LINTASJATIM.com, Surabaya – Proses penyidikan dugaan korupsi proyek APBS dan Pelindo terus berjalan di Kejaksaan Negeri Tanjung Perak. Hingga saat ini, jumlah saksi yang dimintai keterangan dalam perkara tersebut kembali bertambah seiring pendalaman materi penyidikan.
Dikutip dari detikJatim.com, Kepala Seksi Tindak Pidana Khusus Kejari Tanjung Perak, Hendi Sinathrya Imran, mengungkapkan total saksi yang telah diperiksa mencapai 56 orang. Angka tersebut meningkat dibandingkan pemeriksaan sebelumnya.

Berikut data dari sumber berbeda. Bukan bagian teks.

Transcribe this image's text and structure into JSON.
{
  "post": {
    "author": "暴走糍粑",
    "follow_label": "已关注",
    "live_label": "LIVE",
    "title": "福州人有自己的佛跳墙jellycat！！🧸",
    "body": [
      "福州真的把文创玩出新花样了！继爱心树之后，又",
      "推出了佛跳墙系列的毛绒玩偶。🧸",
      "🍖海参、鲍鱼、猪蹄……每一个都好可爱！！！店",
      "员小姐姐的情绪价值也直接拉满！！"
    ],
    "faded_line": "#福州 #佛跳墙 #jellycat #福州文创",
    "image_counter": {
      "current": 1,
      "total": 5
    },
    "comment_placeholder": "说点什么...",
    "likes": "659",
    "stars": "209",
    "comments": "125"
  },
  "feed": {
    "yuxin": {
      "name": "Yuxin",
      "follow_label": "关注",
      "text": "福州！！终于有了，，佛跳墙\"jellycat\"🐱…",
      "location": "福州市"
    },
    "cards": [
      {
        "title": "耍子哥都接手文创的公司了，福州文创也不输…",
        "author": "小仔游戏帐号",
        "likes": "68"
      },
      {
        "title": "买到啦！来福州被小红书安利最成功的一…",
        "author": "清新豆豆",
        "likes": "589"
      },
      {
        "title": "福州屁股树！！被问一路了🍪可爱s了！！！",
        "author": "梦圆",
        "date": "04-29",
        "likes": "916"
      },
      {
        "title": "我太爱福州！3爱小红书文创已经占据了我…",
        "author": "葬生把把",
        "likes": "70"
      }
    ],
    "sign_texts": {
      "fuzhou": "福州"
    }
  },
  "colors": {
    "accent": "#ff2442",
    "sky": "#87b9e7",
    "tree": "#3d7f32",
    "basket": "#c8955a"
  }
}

“Jumlah saksi yang sudah kami periksa sekarang ada 56 orang,” kata Imran, Minggu (4/1/2026).
Ia menjelaskan, terdapat dua saksi tambahan yang baru dimintai keterangan setelah penetapan dan penahanan para tersangka. Namun, pihak kejaksaan belum mengungkap identitas saksi-saksi tersebut karena masih menjadi bagian dari materi penyidikan.
Menurut Imran, saksi yang diperiksa berasal dari berbagai latar belakang dan unsur pendukung penanganan perkara.
Mereka di antaranya ahli keuangan negara, ahli pidana, korporasi, perwakilan Lembaga Kebijakan Pengadaan Barang/Jasa Pemerintah (LKPP), Badan Usaha Milik Negara (BUMN), hingga auditor yang menghitung kerugian negara.
“Pemeriksaan saksi masih bisa bertambah karena penyidikan masih kami dalami,” ujarnya.
Selain pemeriksaan saksi, Kejari Tanjung Perak juga memfokuskan pendalaman pada permintaan pengerukan kolam yang diajukan oleh sejumlah dermaga swasta.
Langkah ini dilakukan untuk menelusuri keterkaitan permintaan tersebut dengan dugaan tindak pidana korupsi yang sedang disidik.
“Kami sedang memperdalam permintaan pengerukan kolam dari dermaga swasta lain yang diduga berkaitan dengan perkara ini,” pungkas Imran.